I got one of the see starter trays with the peat cubes. Wet it all down and pulled the peat out of the little packets after it had expanded. LaId it flat and put in a piece of ghost wood hoping it would make transport slimpler. Sprinkled in about 1/3 of the packet and put it under a 65k cfl. This was on 3/2



















Now today 3/24 with misting every few days and 2x misting with rice water its looking like this...










The stick has some mold but other wise not bad for about 22 days. I dropped in some springtails tonight (about 20) to see if they will take care of the mold.


----------



## earthfrog (May 18, 2008)

The green mold seems the least aggressive of the molds but if it were me, I'd remove that piece and boil/bake it to get rid of some growth and put it back in to give the kyoto moss a chance to catch up. It took me months to get mine growing in good.


----------



## Lunar Gecko (May 7, 2010)

I may do that or just pull the stick out all together.

About how long did you have yours going till it got to the stage mine is at? Wondering how long I have till I can pull some out. Im thinking anther 20-30 days.


----------



## earthfrog (May 18, 2008)

Lunar Gecko said:


> I may do that or just pull the stick out all together.
> 
> About how long did you have yours going till it got to the stage mine is at? Wondering how long I have till I can pull some out. Im thinking anther 20-30 days.


It will probably be about that long before it coats the surface provided mold or fungus does not overtake it. 
Mine is not a good measure for you since I just sprinkled it in my viv everywhere and it took months to activate and grow.
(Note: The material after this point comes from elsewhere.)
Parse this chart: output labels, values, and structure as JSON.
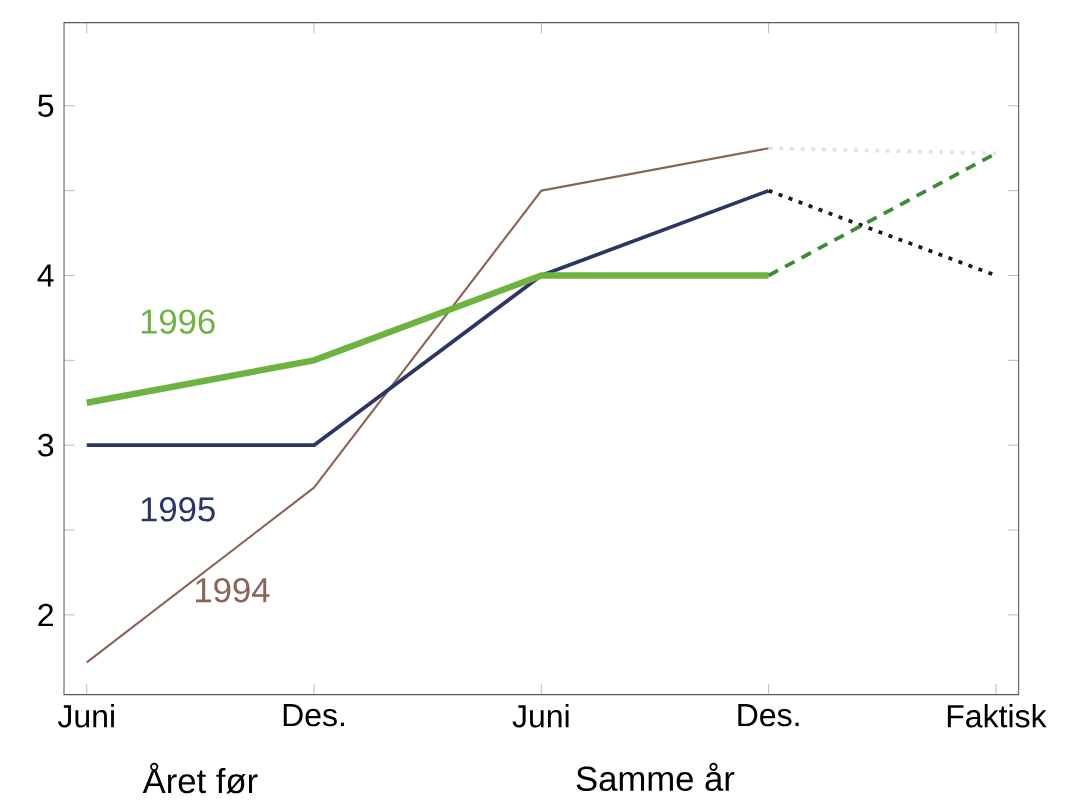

The only place it rooted was on a seed pod---now the seed pod is covered in the stuff and it is a super-soft, microfine hair that lets off spores now and then.
Do not let it dry out in viv or it will turn yellow and take a looong time to turn green again (if ever). It likes to stay cool, too, and once mature likes moderate lighting rather than bright lighting.


----------



## Okapi (Oct 12, 2007)

any updates?


----------



## Sigaw (Apr 3, 2010)

Yeah, I'd like an update on this as well.


----------



## soknleet (Feb 15, 2011)

Maybe a dead end here, but is there any results ? 

Would be fun to see that this realy worked out


----------



## McBobs (Apr 26, 2007)

Definitely a dead end. The OP hasn't been on DB in 6 months.


----------